Cloudflare says Anthropic’s Mythos Preview crossed into exploit chaining during Project Glasswing tests

Project Glasswing

Cloudflare says Anthropic’s unreleased Mythos Preview model was able to chain low-severity bugs into working exploit paths and autonomously build proof-of-concept code during Project Glasswing testing on more than 50 repositories.

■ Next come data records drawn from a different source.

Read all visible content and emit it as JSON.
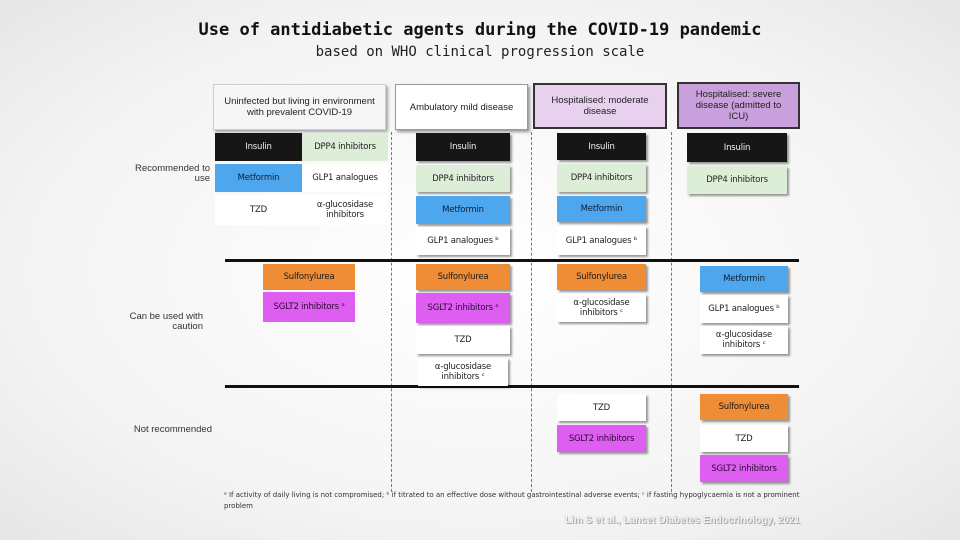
{
  "title": "Use of antidiabetic agents during the COVID-19 pandemic",
  "subtitle": "based on WHO clinical progression scale",
  "headers": {
    "uninfected": "Uninfected but living in environment with prevalent COVID-19",
    "ambulatory": "Ambulatory mild disease",
    "moderate": "Hospitalised: moderate disease",
    "severe": "Hospitalised: severe disease (admitted to ICU)"
  },
  "row_labels": {
    "recommended": "Recommended to use",
    "caution": "Can be used with caution",
    "not_recommended": "Not recommended"
  },
  "cells": {
    "unin_insulin": "Insulin",
    "unin_dpp4": "DPP4 inhibitors",
    "unin_metformin": "Metformin",
    "unin_glp1": "GLP1 analogues",
    "unin_tzd": "TZD",
    "unin_alpha": "α-glucosidase inhibitors",
    "unin_sulfonylurea": "Sulfonylurea",
    "unin_sglt2": "SGLT2 inhibitors ᵃ",
    "amb_insulin": "Insulin",
    "amb_dpp4": "DPP4 inhibitors",
    "amb_metformin": "Metformin",
    "amb_glp1": "GLP1 analogues ᵇ",
    "amb_sulfonylurea": "Sulfonylurea",
    "amb_sglt2": "SGLT2 inhibitors ᵃ",
    "amb_tzd": "TZD",
    "amb_alpha": "α-glucosidase inhibitors ᶜ",
    "mod_insulin": "Insulin",
    "mod_dpp4": "DPP4 inhibitors",
    "mod_metformin": "Metformin",
    "mod_glp1": "GLP1 analogues ᵇ",
    "mod_sulfonylurea": "Sulfonylurea",
    "mod_alpha": "α-glucosidase inhibitors ᶜ",
    "mod_tzd": "TZD",
    "mod_sglt2": "SGLT2 inhibitors",
    "sev_insulin": "Insulin",
    "sev_dpp4": "DPP4 inhibitors",
    "sev_metformin": "Metformin",
    "sev_glp1": "GLP1 analogues ᵇ",
    "sev_alpha": "α-glucosidase inhibitors ᶜ",
    "sev_sulfonylurea": "Sulfonylurea",
    "sev_tzd": "TZD",
    "sev_sglt2": "SGLT2 inhibitors"
  },
  "footnote": "ᵃ If activity of daily living is not compromised; ᵇ if titrated to an effective dose without gastrointestinal adverse events; ᶜ if fasting hypoglycaemia is not a prominent problem",
  "citation": "Lim S et al., Lancet Diabetes Endocrinology, 2021",
  "colors": {
    "insulin": "#161616",
    "dpp4": "#ddeed8",
    "metformin": "#4ea6ec",
    "sulfonylurea": "#ef8d36",
    "sglt2": "#dd5ef0",
    "moderate_header": "#e7d1ef",
    "severe_header": "#c9a0dc"
  }
}
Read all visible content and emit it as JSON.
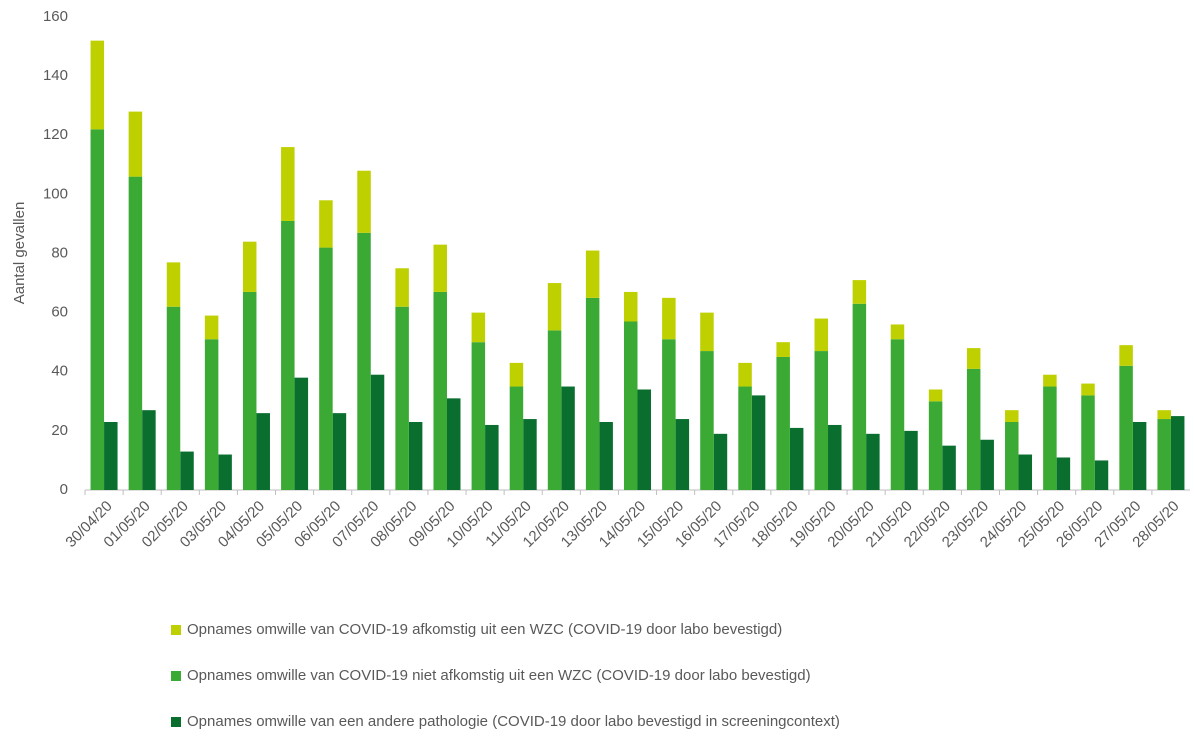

# Cloudflare says Anthropic’s Mythos Preview crossed into exploit chaining during Project Glasswing tests

## Opening summary

Cloudflare says Anthropic’s Mythos Preview is a real step beyond ordinary code-review models after testing it on more than 50 internal repositories as part of Project Glasswing. In a new writeup, the company says the model could do more than identify isolated flaws: it could chain multiple small attack primitives together, generate proof-of-concept code, compile and run it in a scratch environment, and iterate when a first attempt failed.

## Main article

That matters because Cloudflare is not describing a simple vulnerability scanner that spits out suspicious code patterns. The company says what changed with Mythos Preview was its ability to reason through exploit construction, especially by taking issues that might look minor on their own and combining them into a more serious path. Cloudflare compared the intermediate reasoning to the work of a senior security researcher rather than the output of a basic automated tool.

Anthropic’s broader Project Glasswing announcement makes the defensive framing even clearer. The company says it has assembled a large group of launch partners including AWS, Apple, Cisco, Google, Microsoft, NVIDIA, and Palo Alto Networks, and is committing up to $100 million in usage credits plus direct donations to open-source security groups. Anthropic argues the goal is to put frontier cyber capability to work for defenders before it spreads more widely.

Cloudflare also used the post to stress that raw model capability alone is not enough. The company says generic coding-agent workflows are too broad and too noisy for meaningful vulnerability research at scale, and that better results came from a harness built around narrow scoped tasks, adversarial review, separate exploitability checks, and many concurrent agents. That is an important detail because it suggests the biggest operational shift may come from how these models are orchestrated, not just how powerful they are in isolation.

The post also includes an important safety caveat. Cloudflare says Mythos Preview sometimes showed inconsistent organic refusals during legitimate research, which is one reason both Cloudflare and Anthropic argue that stronger safeguards would still be needed before capabilities like this could be widely released. So while the model’s apparent progress is striking, the story here is not open access — it is an early look at what top-tier defensive teams believe is arriving fast.

## Why it matters

If Cloudflare’s account holds up, the practical threshold for AI-assisted cyber offense and defense is shifting. Security teams may soon need workflows built around models that can not only spot bugs but also test exploitability and compress the time from discovery to action.

## Source notes

- Cloudflare says Mythos Preview was tested on more than 50 of its own repositories during Project Glasswing work. - Anthropic says Project Glasswing includes major software and infrastructure partners and up to $100 million in Mythos Preview usage credits. - Both companies frame the work as controlled defensive research rather than a public product release.